Non è detto che tutti i membri del Pkk aderiscano. Nel frattempoo ci sono tutte le premesse per cercare la strada verso un accordo fra il governo turco e il Pkk, ma le due parti non sono mai state così vicine. L’accordo riguarderebbe la Turchia, ma è evidente che le conseguenze coinvolgerebbero anche i paesi vicini: i curdi siriani del Rojava, attaccati senza sosta dai turchi, e quelli del Kurdistan iracheno, dove l’esercito turco fa continue incursioni. Anzi, si dice che ci siano già trattative in corso, soprattutto con la nuova Siria e con il Rojava curdo.

Com’è nato questo percorso di pace che arriva improvvisamente dopo quasi 50 anni di lotta armata e 40 mila morti? Percorso che Öcalan avrebbe alla fine accettato di sponsorizzare. Si dice, anzi lo dicono numerosi analisti internazionali, che la leadership turca abbia segretamente promosso questo fino ad ora inimmaginabile percorso di pace con il Pkk, attraverso la “strana” proposta del leader dell’Mhp Devlet Bahçeli e, soprattutto, in seguito ai colloqui di Erdogan con il filo-turco leader siriano Ahmad al-Shara.

Oltre al non secondario obiettivo siriano, lo scopo di Erdogan sarebbe quello di attingere al bacino elettorale curdo (i curdi turchi sono circa 25 milioni, il 20% della popolazione della Turchia) in vista delle elezioni presidenziali che potrebbero essere anticipate.

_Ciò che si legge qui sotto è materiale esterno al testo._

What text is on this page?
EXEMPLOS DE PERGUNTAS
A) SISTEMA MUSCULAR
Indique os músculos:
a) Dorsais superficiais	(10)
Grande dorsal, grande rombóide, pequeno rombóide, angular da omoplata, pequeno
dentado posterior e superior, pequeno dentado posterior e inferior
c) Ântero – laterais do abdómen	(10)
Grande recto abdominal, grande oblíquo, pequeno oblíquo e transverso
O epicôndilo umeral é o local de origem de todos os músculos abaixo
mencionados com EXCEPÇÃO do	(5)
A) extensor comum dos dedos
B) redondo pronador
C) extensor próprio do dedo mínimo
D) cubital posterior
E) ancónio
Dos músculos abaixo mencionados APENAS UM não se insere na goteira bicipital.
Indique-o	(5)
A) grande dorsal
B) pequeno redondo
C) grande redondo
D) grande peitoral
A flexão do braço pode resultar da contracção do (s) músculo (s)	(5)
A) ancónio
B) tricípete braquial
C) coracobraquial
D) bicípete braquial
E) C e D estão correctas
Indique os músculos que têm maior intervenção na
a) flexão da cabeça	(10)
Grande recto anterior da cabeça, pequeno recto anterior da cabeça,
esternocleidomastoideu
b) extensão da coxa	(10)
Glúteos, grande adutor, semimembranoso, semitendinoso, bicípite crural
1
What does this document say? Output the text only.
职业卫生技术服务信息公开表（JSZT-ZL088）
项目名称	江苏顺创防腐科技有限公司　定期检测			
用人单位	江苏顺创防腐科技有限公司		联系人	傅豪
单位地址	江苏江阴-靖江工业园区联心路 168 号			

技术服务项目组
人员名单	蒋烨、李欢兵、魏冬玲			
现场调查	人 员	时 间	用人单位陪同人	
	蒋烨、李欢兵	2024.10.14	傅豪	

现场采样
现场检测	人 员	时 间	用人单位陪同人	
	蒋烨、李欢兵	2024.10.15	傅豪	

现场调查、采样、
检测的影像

Pare che Erdogan, in calo di popolarità, vorrebbe candidarsi per un terzo mandato, cosa che la Costituzione turca non gli consente. Ma con il sostegno dei partiti e dell’elettorato curdi, o almeno di una significativa parte di essi, sarebbe teoricamente possibile modificare la Costituzione e rendere legalmente accettabile il terzo mandato.

Percorso complicato, forse. E non privo di pericoli e rischi. Ma ben venga se si tratta di un cammino di pace che arriva dopo decenni di guerra.